There is a challenge in eliciting a variety of functions due to the unequal power relationship between  the  test  taker  and  interviewer:  the  interaction  is  managed  primarily  by  the interviewer. This power differential, sometimes called interviewer dominance, has been well established for decades (see Lazaraton, 1992; Young & Milanovic, 1992). However, Kormos (1999) suggests that while non-scripted interviews are characterised by dominance of the interviewer, these roles can be reversed in role-play tasks where there can be interaction that is more “symmetrical”. So there is potential for the role-play task to be designed to overcome challenges in the power differential as well as the variety of functions elicited. For example, it would be very interesting to explore the use of a role-play task where the test taker has the role with the higher position of relative power. If the test taker were the person conducting a job interview, for example, then more of the responsibility for interaction management would fall on his or her shoulders. This loss of control for the interviewer means greater authenticity as well as more even interaction, but represents other challenges for both reliability and validity. How, for example, can similar test lengths for all candidates be ensured, if the candidates decide when to wrap up the interaction? The challenge is in creating tasks that allow for the power sharing that is indicative of the target domain, while providing reasonably equivalent testing conditions for all candidates.

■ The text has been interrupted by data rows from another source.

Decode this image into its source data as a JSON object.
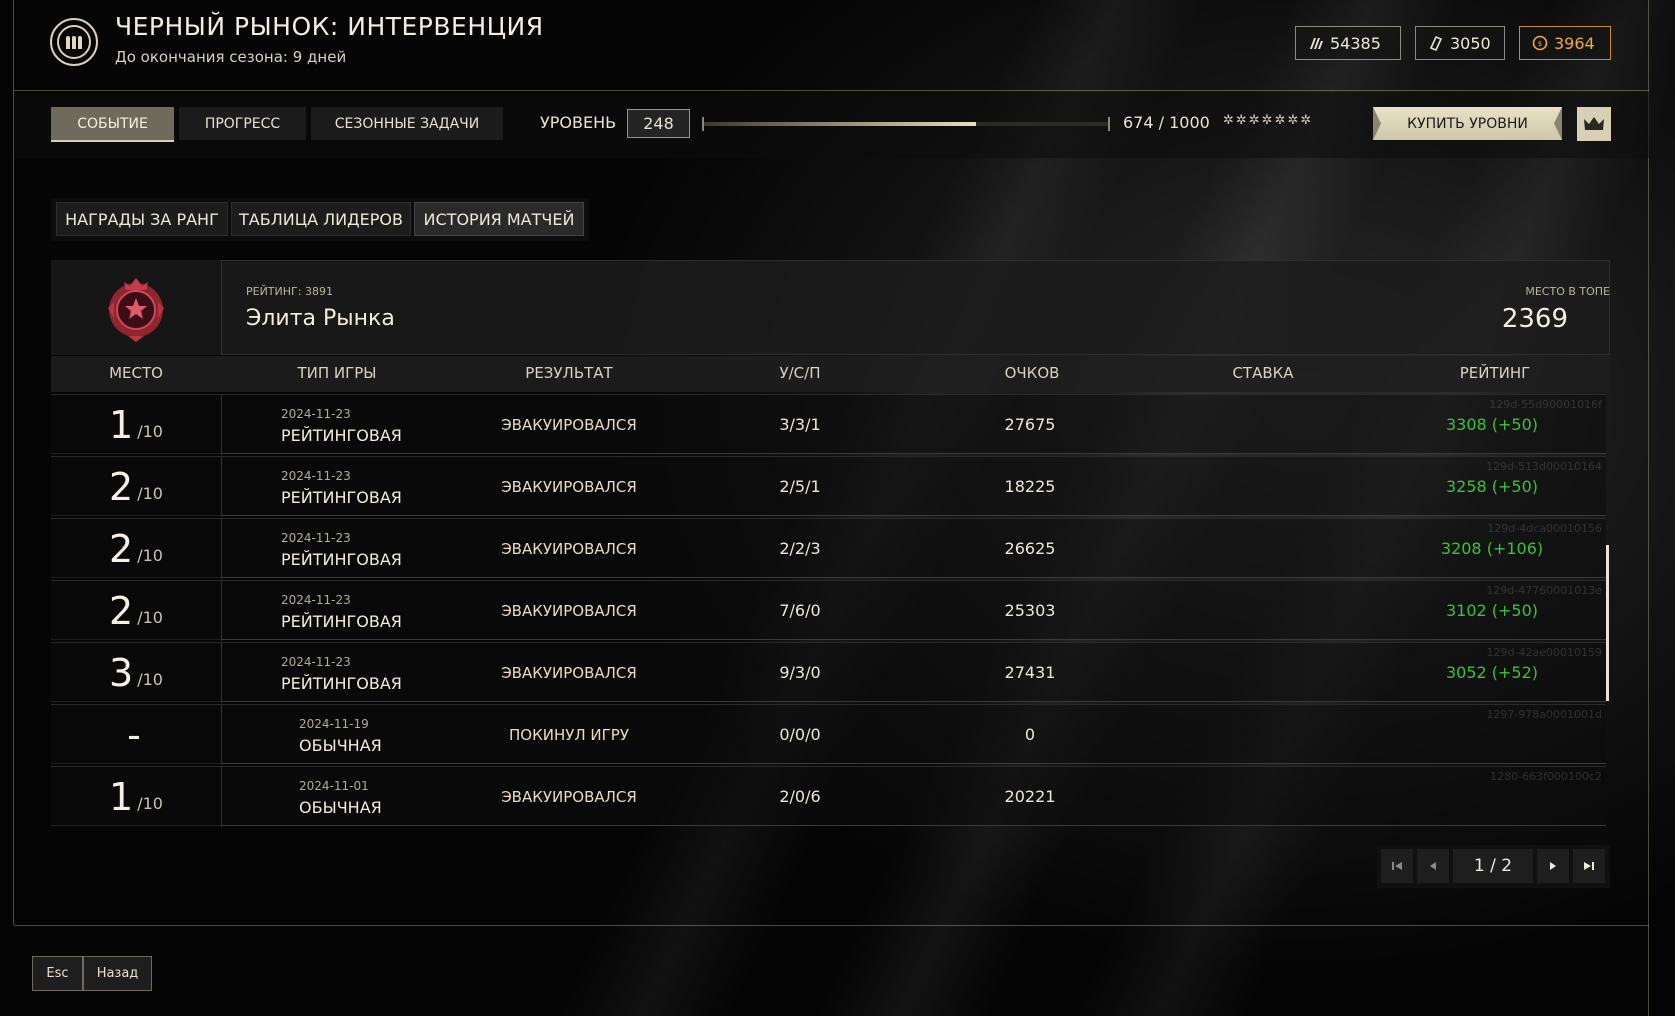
{
  "header": {
    "title": "ЧЕРНЫЙ РЫНОК: ИНТЕРВЕНЦИЯ",
    "subtitle": "До окончания сезона: 9 дней",
    "currencies": [
      {
        "icon": "ammo-currency-icon",
        "value": "54385"
      },
      {
        "icon": "ticket-currency-icon",
        "value": "3050"
      },
      {
        "icon": "coin-currency-icon",
        "value": "3964",
        "color": "#f0a93a"
      }
    ]
  },
  "tabs": [
    "СОБЫТИЕ",
    "ПРОГРЕСС",
    "СЕЗОННЫЕ ЗАДАЧИ"
  ],
  "active_tab": "СОБЫТИЕ",
  "level": {
    "label": "УРОВЕНЬ",
    "value": "248",
    "progress_text": "674 / 1000",
    "progress_fraction": 0.674,
    "stars": "✲✲✲✲✲✲✲"
  },
  "buy_button": "КУПИТЬ УРОВНИ",
  "subtabs": [
    "НАГРАДЫ ЗА РАНГ",
    "ТАБЛИЦА ЛИДЕРОВ",
    "ИСТОРИЯ МАТЧЕЙ"
  ],
  "active_subtab": "ИСТОРИЯ МАТЧЕЙ",
  "rank": {
    "rating_label": "РЕЙТИНГ: 3891",
    "name": "Элита Рынка",
    "top_label": "МЕСТО В ТОПЕ",
    "top_value": "2369"
  },
  "table": {
    "headers": [
      "МЕСТО",
      "ТИП ИГРЫ",
      "РЕЗУЛЬТАТ",
      "У/С/П",
      "ОЧКОВ",
      "СТАВКА",
      "РЕЙТИНГ"
    ],
    "rows": [
      {
        "place": "1",
        "of": "/10",
        "date": "2024-11-23",
        "type": "РЕЙТИНГОВАЯ",
        "result": "ЭВАКУИРОВАЛСЯ",
        "kda": "3/3/1",
        "score": "27675",
        "bet": "",
        "rating": "3308 (+50)",
        "id": "129d-55d90001016f"
      },
      {
        "place": "2",
        "of": "/10",
        "date": "2024-11-23",
        "type": "РЕЙТИНГОВАЯ",
        "result": "ЭВАКУИРОВАЛСЯ",
        "kda": "2/5/1",
        "score": "18225",
        "bet": "",
        "rating": "3258 (+50)",
        "id": "129d-513d00010164"
      },
      {
        "place": "2",
        "of": "/10",
        "date": "2024-11-23",
        "type": "РЕЙТИНГОВАЯ",
        "result": "ЭВАКУИРОВАЛСЯ",
        "kda": "2/2/3",
        "score": "26625",
        "bet": "",
        "rating": "3208 (+106)",
        "id": "129d-4dca00010156"
      },
      {
        "place": "2",
        "of": "/10",
        "date": "2024-11-23",
        "type": "РЕЙТИНГОВАЯ",
        "result": "ЭВАКУИРОВАЛСЯ",
        "kda": "7/6/0",
        "score": "25303",
        "bet": "",
        "rating": "3102 (+50)",
        "id": "129d-47760001013e"
      },
      {
        "place": "3",
        "of": "/10",
        "date": "2024-11-23",
        "type": "РЕЙТИНГОВАЯ",
        "result": "ЭВАКУИРОВАЛСЯ",
        "kda": "9/3/0",
        "score": "27431",
        "bet": "",
        "rating": "3052 (+52)",
        "id": "129d-42ae00010159"
      },
      {
        "place": "-",
        "of": "",
        "date": "2024-11-19",
        "type": "ОБЫЧНАЯ",
        "result": "ПОКИНУЛ ИГРУ",
        "kda": "0/0/0",
        "score": "0",
        "bet": "",
        "rating": "",
        "id": "1297-978a0001001d"
      },
      {
        "place": "1",
        "of": "/10",
        "date": "2024-11-01",
        "type": "ОБЫЧНАЯ",
        "result": "ЭВАКУИРОВАЛСЯ",
        "kda": "2/0/6",
        "score": "20221",
        "bet": "",
        "rating": "",
        "id": "1280-663f000100c2"
      }
    ]
  },
  "pagination": {
    "page": "1 / 2"
  },
  "footer": {
    "esc": "Esc",
    "back": "Назад"
  },
  "colors": {
    "positive_rating": "#39c23a",
    "accent_gold": "#f0a93a",
    "highlight": "#e8dfc0"
  }
}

Regarding our second research question related to anxiety, we found that the telephone format did not appear to have created more anxiety amongst test takers. The average response to Statement 6d, “I wish that the interview had been face-to face instead of over the telephone,” was 2.5 (SD 1.4). Note that 5 equals strong agreement, 3 is neutral, and 1 equals strong disagreement with the statement, so while there is some divided opinion there is a slight preference to the telephone interview over the face-to-face form. In addition, most respondents were in agreement with Statement 6g, “It was less stressful to do the interview over the phone,” for both tests and all the groups of respondents (M=3.48; SD 1.02). There was no significant difference between English and French test takers on either of these questions. Figures 1 and 2, below, summarise the individual responses to this question.



There was mild anxiety reported that did not have to do with the telephone format. The mean response for all anxiety-related questions is 2.6 (SD=1.25). This sentiment can be illustrated with the following comment by one student: “Au début, cela était un peu plus difficile avec le stress de parler, mais à fur et à[sic] mesure que l’entretien avançait, mieux c’était. La personne m’a aider [sic] à diminuer le stress un peu.” (At first, it was a little more difficult with the stress of having to talk, but as the interview went along, the better it got. The [interviewer] helped to reduce the stress a little.)

In  addition,  English  native  speaker  respondents  taking  the  French  test  reported significantly greater anxiety than French native speakers taking the English test (M= 2.91;SD=1.2; p=.007). One explanation for this finding is that there were some difficulties with the delivery of the French test: several respondents who were tested in French indicated difficulty with finding the right phone number, whereas there were no issues reported with conducting the English version of the test. We might therefore question if both versions of the test would initially cause the same (relatively low) level of anxiety among test takers in both languages, but these additional logistic obstacles could have increased stress levels.

Another explanation is related to language proficiency. English applicants to the French teaching program have a lower relative proficiency level (see Table 1 below):


In fact, almost all the students who failed this particular exam and who were not admitted were English native speakers doing the French exam Literature has demonstrated that greater anxiety is associated with the lower proficiency levels (e.g., Liu, 2007; Tsai, 2013; Zhang & Liu, 2013). One English respondent made the suggestion that more information about the test content and format ahead of time would be helpful in reducing stress, as illustrated by the comment by E13: “If examples of what we would be interviewed on were provided prior, it would be less stressful. As I didn’t know I would be doing a pretend skit I was worried wondering what it is I would be asked.”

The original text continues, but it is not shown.